Сеть черных канатов стягивала куль имаджинского айклита. Треугольная палуба с идущими книзу вертикальными бортами покоилась на нем, будто на лежащем гигантском яйце. Укрепленные железными полосами борта больше чем до половины скрывали емкость, нижняя ее часть была погружена в облака – куль, таким образом, оставался скрытым от взгляда. Лишь иногда поднятая плывущим в бухте эфиропланом облачная волна прокатывалась вдоль борта, на мгновение открывая небольшие участки блестящей от масла жесткой ткани.
Гана ненадолго остановился, с любопытством разглядывая четверых босоногих матросов – не то уроженцев Имаджины, не то загоревших до черноты, – которые стояли возле сходней и о чем-то переговаривались, иногда принимаясь громко хохотать. Кричали чайки; теплый ветер, дувший с океана, гнал по бухте частые мелкие волны, отрывал от их верхушек тончайшие волокна или мелкие хлопья пуха и нес по воздуху, словно клочья пены, бросал на причалы. В эфирном пухе хватало влаги, и воздух был наполнен ею.

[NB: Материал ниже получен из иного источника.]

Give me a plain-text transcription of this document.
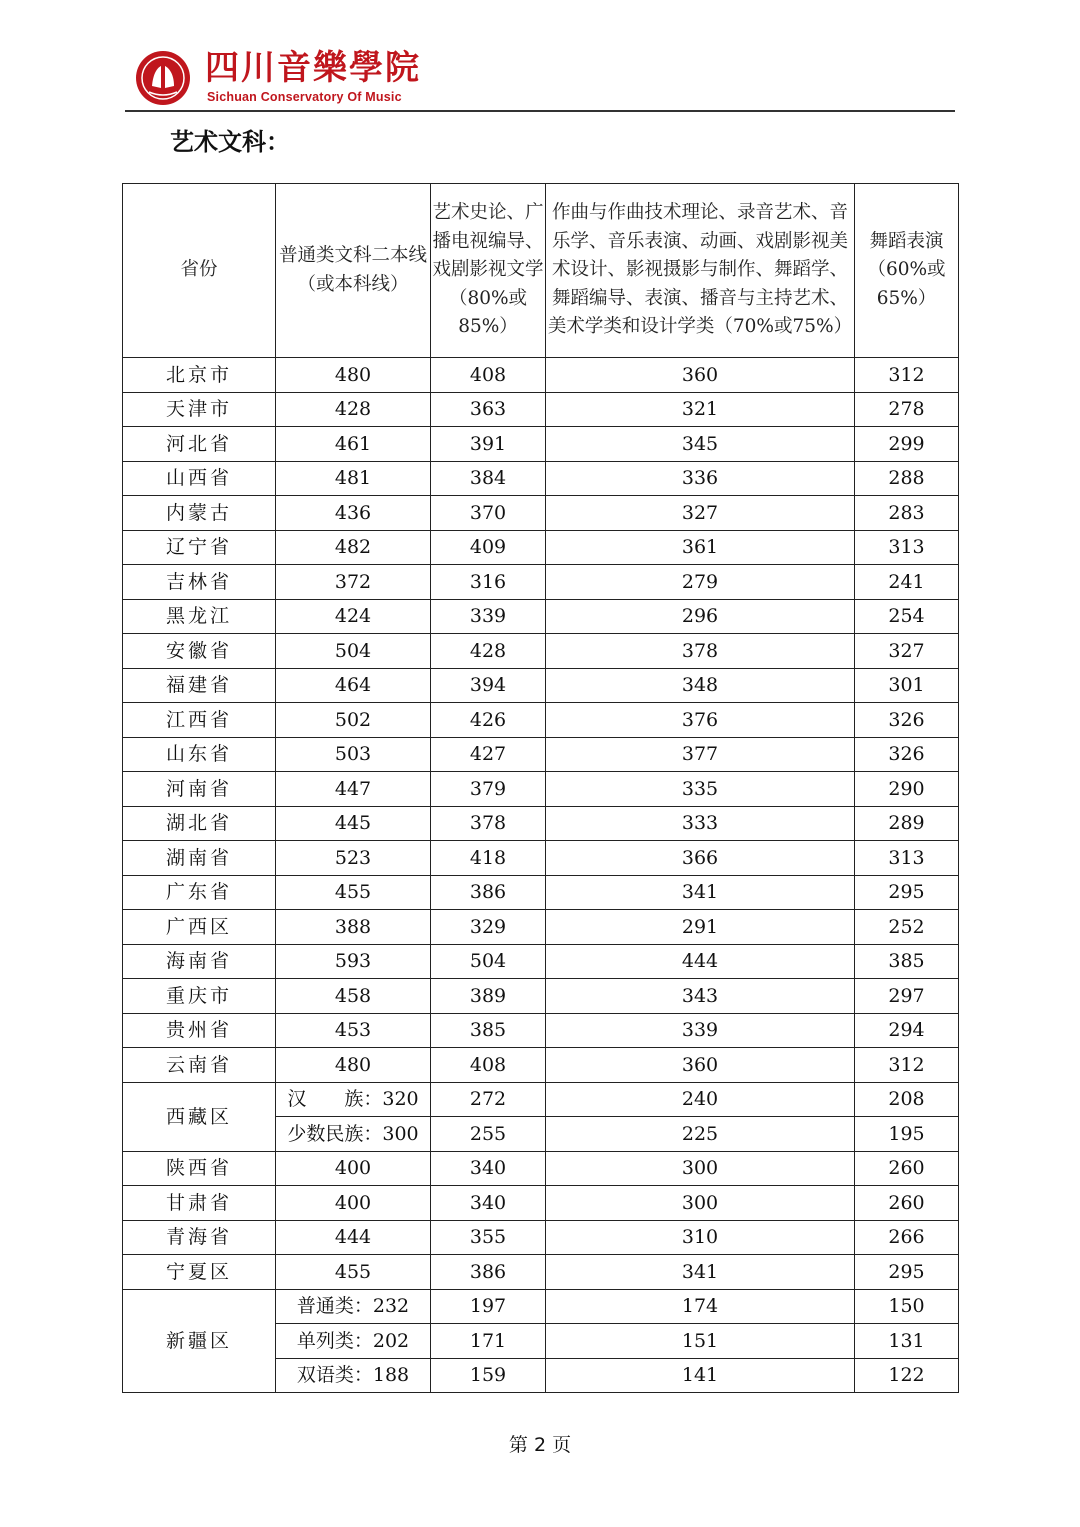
四川音樂學院
Sichuan Conservatory Of Music
艺术文科：
省份	普通类文科二本线（或本科线）	艺术史论、广播电视编导、戏剧影视文学（80%或85%）	作曲与作曲技术理论、录音艺术、音乐学、音乐表演、动画、戏剧影视美术设计、影视摄影与制作、舞蹈学、舞蹈编导、表演、播音与主持艺术、美术学类和设计学类（70%或75%）	舞蹈表演（60%或65%）
北京市	480	408	360	312
天津市	428	363	321	278
河北省	461	391	345	299
山西省	481	384	336	288
内蒙古	436	370	327	283
辽宁省	482	409	361	313
吉林省	372	316	279	241
黑龙江	424	339	296	254
安徽省	504	428	378	327
福建省	464	394	348	301
江西省	502	426	376	326
山东省	503	427	377	326
河南省	447	379	335	290
湖北省	445	378	333	289
湖南省	523	418	366	313
广东省	455	386	341	295
广西区	388	329	291	252
海南省	593	504	444	385
重庆市	458	389	343	297
贵州省	453	385	339	294
云南省	480	408	360	312
西藏区	汉　　族：320	272	240	208
	少数民族：300	255	225	195
陕西省	400	340	300	260
甘肃省	400	340	300	260
青海省	444	355	310	266
宁夏区	455	386	341	295
新疆区	普通类：232	197	174	150
	单列类：202	171	151	131
	双语类：188	159	141	122
第 2 页
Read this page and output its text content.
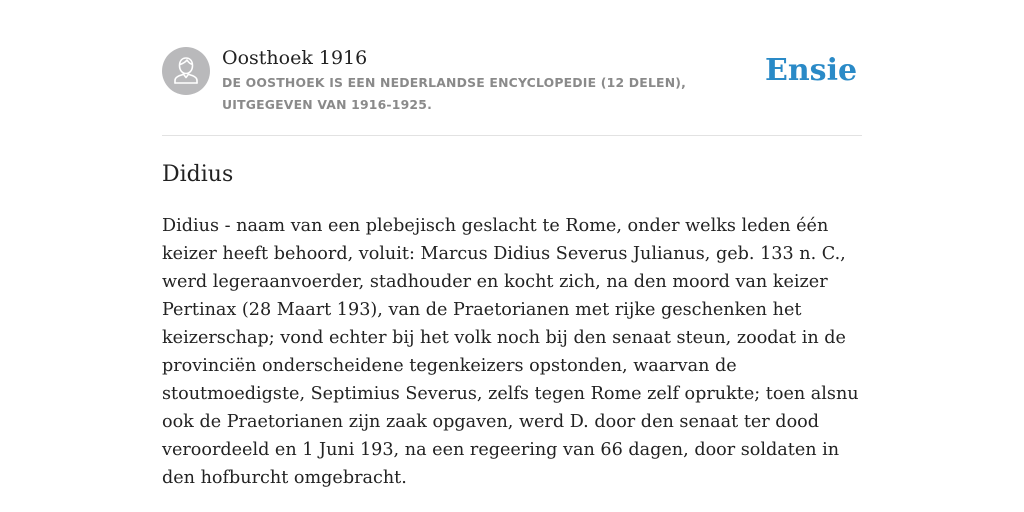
Oosthoek 1916
DE OOSTHOEK IS EEN NEDERLANDSE ENCYCLOPEDIE (12 DELEN), UITGEGEVEN VAN 1916-1925.
Ensie
Didius

Didius - naam van een plebejisch geslacht te Rome, onder welks leden één keizer heeft behoord, voluit: Marcus Didius Severus Julianus, geb. 133 n. C., werd legeraanvoerder, stadhouder en kocht zich, na den moord van keizer Pertinax (28 Maart 193), van de Praetorianen met rijke geschenken het keizerschap; vond echter bij het volk noch bij den senaat steun, zoodat in de provinciën onderscheidene tegenkeizers opstonden, waarvan de stoutmoedigste, Septimius Severus, zelfs tegen Rome zelf oprukte; toen alsnu ook de Praetorianen zijn zaak opgaven, werd D. door den senaat ter dood veroordeeld en 1 Juni 193, na een regeering van 66 dagen, door soldaten in den hofburcht omgebracht.
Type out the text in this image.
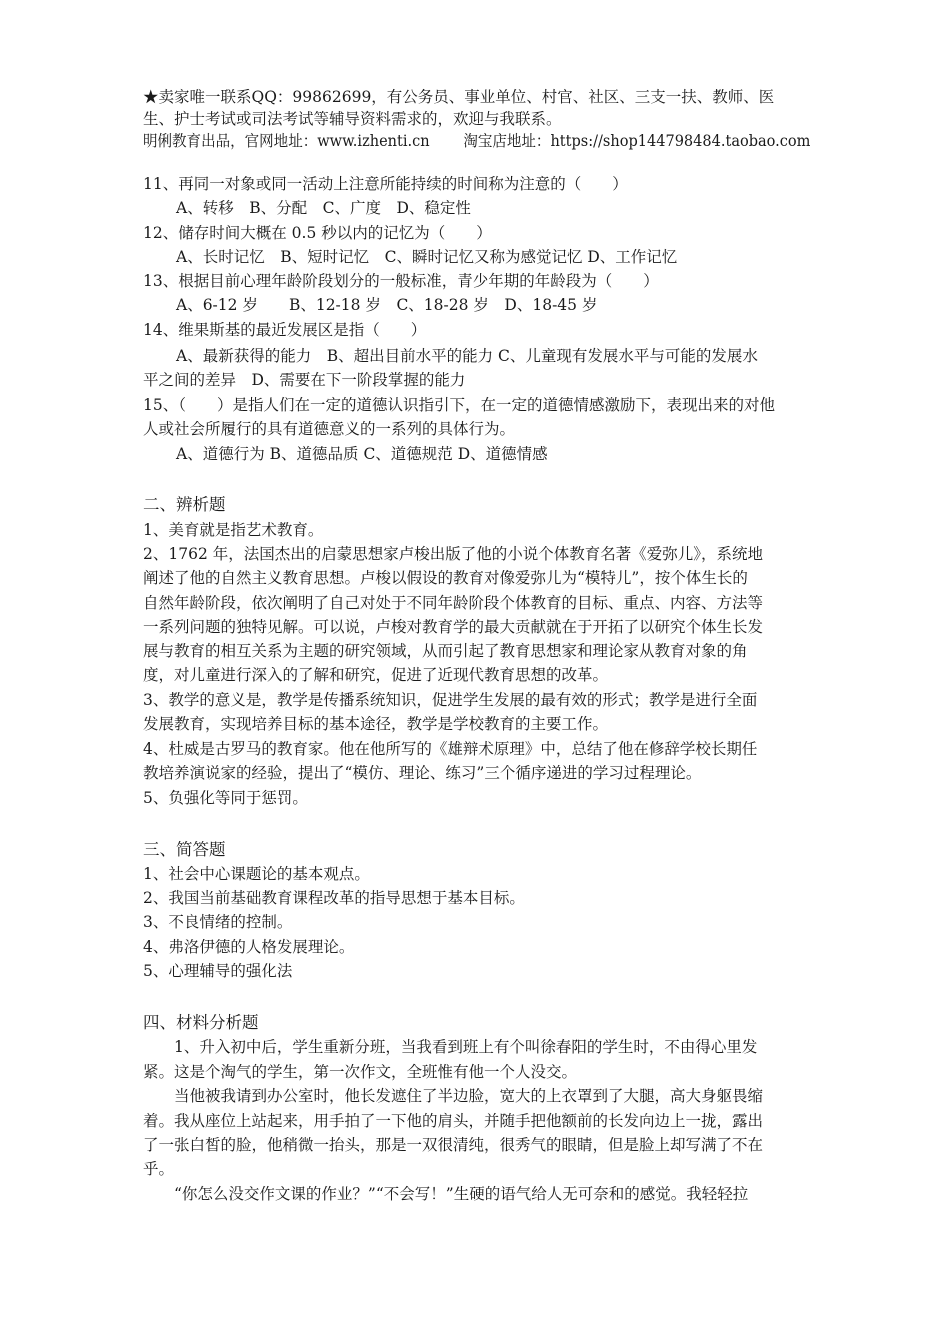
★卖家唯一联系QQ：99862699，有公务员、事业单位、村官、社区、三支一扶、教师、医
生、护士考试或司法考试等辅导资料需求的，欢迎与我联系。
明俐教育出品，官网地址：www.izhenti.cn 淘宝店地址：https://shop144798484.taobao.com
11、再同一对象或同一活动上注意所能持续的时间称为注意的（　　）
A、转移　B、分配　C、广度　D、稳定性
12、储存时间大概在 0.5 秒以内的记忆为（　　）
A、长时记忆　B、短时记忆　C、瞬时记忆又称为感觉记忆 D、工作记忆
13、根据目前心理年龄阶段划分的一般标准，青少年期的年龄段为（　　）
A、6-12 岁　　B、12-18 岁　C、18-28 岁　D、18-45 岁
14、维果斯基的最近发展区是指（　　）
A、最新获得的能力　B、超出目前水平的能力 C、儿童现有发展水平与可能的发展水
平之间的差异　D、需要在下一阶段掌握的能力
15、（　　）是指人们在一定的道德认识指引下，在一定的道德情感激励下，表现出来的对他
人或社会所履行的具有道德意义的一系列的具体行为。
A、道德行为 B、道德品质 C、道德规范 D、道德情感
二、辨析题
1、美育就是指艺术教育。
2、1762 年，法国杰出的启蒙思想家卢梭出版了他的小说个体教育名著《爱弥儿》，系统地
阐述了他的自然主义教育思想。卢梭以假设的教育对像爱弥儿为“模特儿”，按个体生长的
自然年龄阶段，依次阐明了自己对处于不同年龄阶段个体教育的目标、重点、内容、方法等
一系列问题的独特见解。可以说，卢梭对教育学的最大贡献就在于开拓了以研究个体生长发
展与教育的相互关系为主题的研究领域，从而引起了教育思想家和理论家从教育对象的角
度，对儿童进行深入的了解和研究，促进了近现代教育思想的改革。
3、教学的意义是，教学是传播系统知识，促进学生发展的最有效的形式；教学是进行全面
发展教育，实现培养目标的基本途径，教学是学校教育的主要工作。
4、杜威是古罗马的教育家。他在他所写的《雄辩术原理》中，总结了他在修辞学校长期任
教培养演说家的经验，提出了“模仿、理论、练习”三个循序递进的学习过程理论。
5、负强化等同于惩罚。
三、简答题
1、社会中心课题论的基本观点。
2、我国当前基础教育课程改革的指导思想于基本目标。
3、不良情绪的控制。
4、弗洛伊德的人格发展理论。
5、心理辅导的强化法
四、材料分析题
1、升入初中后，学生重新分班，当我看到班上有个叫徐春阳的学生时，不由得心里发
紧。这是个淘气的学生，第一次作文，全班惟有他一个人没交。
当他被我请到办公室时，他长发遮住了半边脸，宽大的上衣罩到了大腿，高大身躯畏缩
着。我从座位上站起来，用手拍了一下他的肩头，并随手把他额前的长发向边上一拢，露出
了一张白皙的脸，他稍微一抬头，那是一双很清纯，很秀气的眼睛，但是脸上却写满了不在
乎。
“你怎么没交作文课的作业？”“不会写！”生硬的语气给人无可奈和的感觉。我轻轻拉
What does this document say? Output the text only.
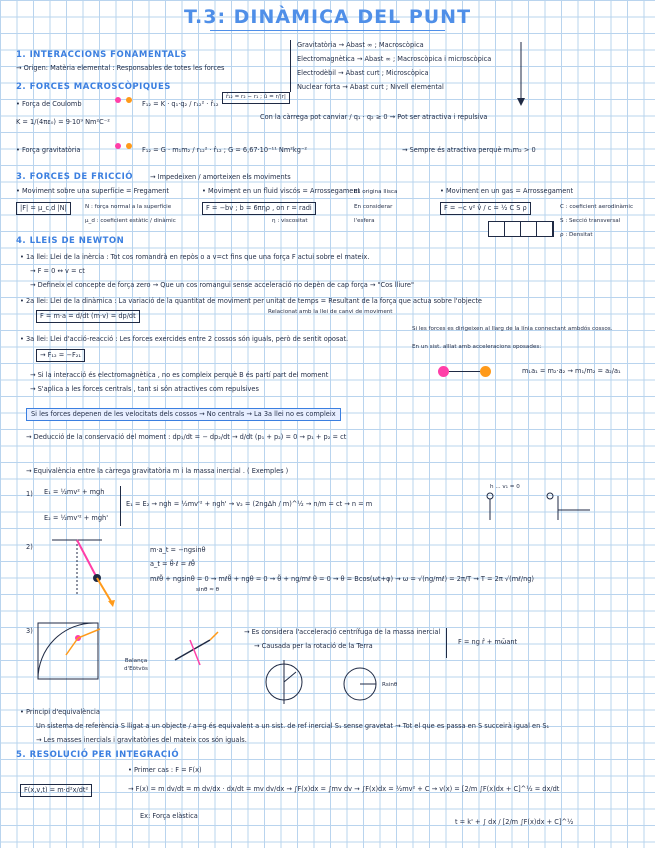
T.3: DINÀMICA DEL PUNT
1. INTERACCIONS FONAMENTALS
→ Origen: Matèria elemental : Responsables de totes les forces
Gravitatòria → Abast ∞ ; Macroscòpica
Electromagnètica → Abast ∞ ; Macroscòpica i microscòpica
Electrodèbil → Abast curt ; Microscòpica
Nuclear forta → Abast curt ; Nivell elemental
2. FORCES MACROSCÒPIQUES
• Força de Coulomb	F₁₂ = K · q₁·q₂ / r₁₂² · r̂₁₂
r̂₁₂ = r₂ − r₁ ; û = r/|r|
K = 1/(4πε₀) = 9·10⁹ Nm²C⁻²
Con la càrrega pot canviar / q₁ · q₂ ≥ 0 → Pot ser atractiva i repulsiva
• Força gravitatòria	F₁₂ = G · m₁m₂ / r₁₂² · r̂₁₂ ; G = 6,67·10⁻¹¹ Nm²kg⁻²	→ Sempre és atractiva perquè m₁m₂ > 0
3. FORCES DE FRICCIÓ	→ Impedeixen / amorteixen els moviments
• Moviment sobre una superfície = Fregament
|F| = μ_c,d |N|	N : força normal a la superfície
μ_d : coeficient estàtic / dinàmic
• Moviment en un fluid viscós = Arrossegament
F = −bv ; b = 6πηρ , on r = radi
η : viscositat
Es origina llisca
En considerar
l'esfera
• Moviment en un gas = Arrossegament
F = −c v² v̂ / c = ½ C S ρ	C : coeficient aerodinàmic
S : Secció transversal
ρ : Densitat
4. LLEIS DE NEWTON
• 1a llei: Llei de la inèrcia : Tot cos romandrà en repòs o a v=ct fins que una força F actui sobre el mateix.
→ F = 0 ↔ v = ct
→ Defineix el concepte de força zero → Que un cos romangui sense acceleració no depèn de cap força → "Cos lliure"
• 2a llei: Llei de la dinàmica : La variació de la quantitat de moviment per unitat de temps = Resultant de la força que actua sobre l'objecte
F = m·a = d/dt (m·v) = dp/dt	Relacionat amb la llei de canvi de moviment
• 3a llei: Llei d'acció-reacció : Les forces exercides entre 2 cossos són iguals, però de sentit oposat.
→ F₁₂ = −F₂₁
Si les forces es dirigeixen al llarg de la línia connectant ambdós cossos.
En un sist. aïllat amb acceleracions oposades:
m₁a₁ = m₂·a₂ → m₁/m₂ = a₂/a₁
→ Si la interacció és electromagnètica , no es compleix perquè B és partí part del moment
→ S'aplica a les forces centrals , tant si són atractives com repulsives
Si les forces depenen de les velocitats dels cossos → No centrals → La 3a llei no es compleix
→ Deducció de la conservació del moment : dp₁/dt = − dp₂/dt → d/dt (p₁ + p₂) = 0 → p₁ + p₂ = ct
→ Equivalència entre la càrrega gravitatòria m i la massa inercial . ( Exemples )
1) E₁ = ½mv² + mgh
E₂ = ½mv'² + mgh'
E₁ = E₂ → ngh = ½mv'² + ngh' → v₂ = (2ngΔh / m)^½ → n/m = ct → n = m
h ... v₁ = 0
2)	m·a_t = −ngsinθ
a_t = θ̈·ℓ = ℓθ̈
mℓθ̈ + ngsinθ = 0 → mℓθ̈ + ngθ = 0 → θ̈ + ng/mℓ θ = 0 → θ = Bcos(ωt+φ) → ω = √(ng/mℓ) = 2π/T → T = 2π √(mℓ/ng)
sinθ ≈ θ
3)
Balança d'Eötvös
→ Es considera l'acceleració centrífuga de la massa inercial
→ Causada per la rotació de la Terra	F = ng r̂ + mω̄ant
Rsinθ
• Principi d'equivalència
Un sistema de referència S lligat a un objecte / a=g és equivalent a un sist. de ref inercial S₁ sense gravetat → Tot el que es passa en S succeirà igual en S₁
→ Les masses inercials i gravitatòries del mateix cos són iguals.
5. RESOLUCIÓ PER INTEGRACIÓ
F(x,v,t) = m·d²x/dt²
• Primer cas : F = F(x)
→ F(x) = m dv/dt = m dv/dx · dx/dt = mv dv/dx → ∫F(x)dx = ∫mv dv → ∫F(x)dx = ½mv² + C → v(x) = [2/m ∫F(x)dx + C]^½ = dx/dt
Ex: Força elàstica
t = k' + ∫ dx / [2/m ∫F(x)dx + C]^½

На-Тропе-Войны прошел мимо построенного из толстых бревен здания портовой администрации, под которым на земле сидели лодочники, и вновь ненадолго остановился, наблюдая за погрузкой шлюпа; почти голые туземцы взбегали по сходням, неся на плечах здоровенные тюки, ящики и даже бочки, за ними надзирал пиратского вида белокожий усатый капитан в штанах, треуголке и с пистолетом, торчащим из-за цветастого пояса.
Раздались взволнованные голоса, люди стали показывать пальцами, Гана повернулся: в глубине бухты проплывал коршень под рыжим парусом. Из широкой трубы в задней части валили клубы пара, два широких гребных колеса поворачивались вдоль бортов, отчего эфирная поверхность бурлила и пенилась. Всех заболевших серапией поселяли на Гвалте, самом дальнем острове архипелага – принадлежащий королю коршень как раз и перевозил больных туда. Поговаривали, впрочем, что некоторые торговцы тайно скупают укушенных и продают в рабство на Имаджину. На-Тропе-Войны проводил взглядом корабль, над высоким фальшбортом которого торчали прутья решетки, и пошел дальше.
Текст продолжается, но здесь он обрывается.